Because of the way Raru runs its big deal event days, with new products appearing at regular intervals, this causes extreme spikes in traffic at those intervals as many people are refreshing their browsers at the same time.
For example, on Raru’s 2nd birthday sale, the concurrent connections at the spike were approaching the limits that Nginx could handle on the site’s hardware.
To mitigate this Raru implemented the following:
- Switched to HTTP/2. This new protocol reduces the number of connections your browser makes to the server and fetches multiple images and scripts on a single connection. This increases performance for the user and reduces concurrent connections on the server.
- Load balanced to serve images from their fail-over server as load gets bigger.
- Run increasingly more SQL queries from their slave database on the fail-over server should the need arise.
- Have the option to switch off some images on the deals page in the case of total overload. This is not ideal, but better than total downtime. Fortunately this was never needed.
On the day
At 06:00 it was already clear traffic was going to be big.
By 07:00 Raru was already past a normal day’s peak traffic even though its Black Friday deals only started at 08:00.

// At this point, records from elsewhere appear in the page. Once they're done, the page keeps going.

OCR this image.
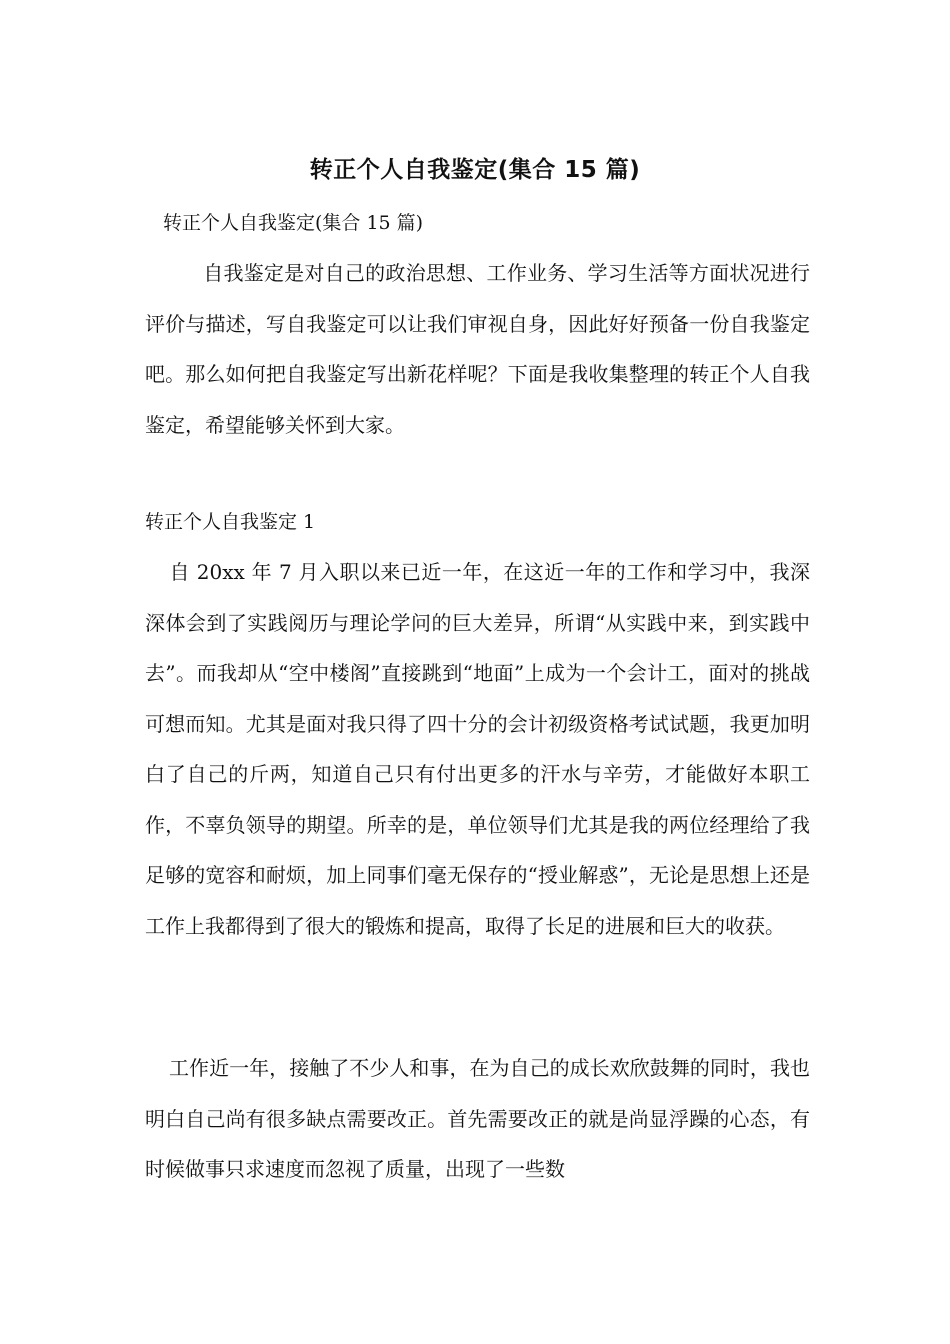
转正个人自我鉴定(集合 15 篇)

转正个人自我鉴定(集合 15 篇)

自我鉴定是对自己的政治思想、工作业务、学习生活等方面状况进行评价与描述，写自我鉴定可以让我们审视自身，因此好好预备一份自我鉴定吧。那么如何把自我鉴定写出新花样呢？下面是我收集整理的转正个人自我鉴定，希望能够关怀到大家。

转正个人自我鉴定 1

自 20xx 年 7 月入职以来已近一年，在这近一年的工作和学习中，我深深体会到了实践阅历与理论学问的巨大差异，所谓“从实践中来，到实践中去”。而我却从“空中楼阁”直接跳到“地面”上成为一个会计工，面对的挑战可想而知。尤其是面对我只得了四十分的会计初级资格考试试题，我更加明白了自己的斤两，知道自己只有付出更多的汗水与辛劳，才能做好本职工作，不辜负领导的期望。所幸的是，单位领导们尤其是我的两位经理给了我足够的宽容和耐烦，加上同事们毫无保存的“授业解惑”，无论是思想上还是工作上我都得到了很大的锻炼和提高，取得了长足的进展和巨大的收获。

工作近一年，接触了不少人和事，在为自己的成长欢欣鼓舞的同时，我也明白自己尚有很多缺点需要改正。首先需要改正的就是尚显浮躁的心态，有时候做事只求速度而忽视了质量，出现了一些数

At 8:01am the site went down, only to reappear at 8:02am. With so many people refreshing at the same time, the database was having to update the new prices and deals on the products which pushed the site beyond its one minute timeout. If it used a two minute timeout, there would have been no downtime.
The site’s big deals sold out in minutes. As a result, Raru went past an average day’s turnover in just 14 minutes.
At 10:00 when the next batch of deals came online, some people experienced another timeout but it was only for a minute.
By 11:00 Raru had passed last year’s Black Friday total in sales. The site broke its all-time record of new customer registrations in a day even though most people pre-registered earlier in the week.
At 15:00 it had passed its target for the day with still 5 hours to go.
At 20:00 people were still buying last-minute deals, so Raru extended the deals to 22:00.
After Black Friday ended, the site automatically reverted to its normal home page and switched off the black colours.
With the huge volume of transactions countrywide, the company that handles 3D Secure for credit cards couldn’t cope and many people were unable to complete their credit card payments.
Fortunately, Raru does offer other payment methods and the ability to switch your payment method or retry your card later, after you secured your stock.
By the afternoon, 3D Secure improved and most people could complete their payments, but this meant that they might not have made the cut-off for their purchase to be shipped on Friday.
- Page views were double compared to Black Friday 2015.
- Page views were up 700% compared to an average November day.
- 100% growth in turnover compared to last Black Friday.
- Turnover was up 1100% compared to an average November day.
- Total uptime of 99.8% (2 minutes down in total for some people).
- Peak of 20,000 concurrent connections (even with HTTP/2 reducing this a lot)
- Peak of 6,000 web-server requests per second.
- Peak CPU usage was 38% for 5 minutes at 8am. Average usage was 18%.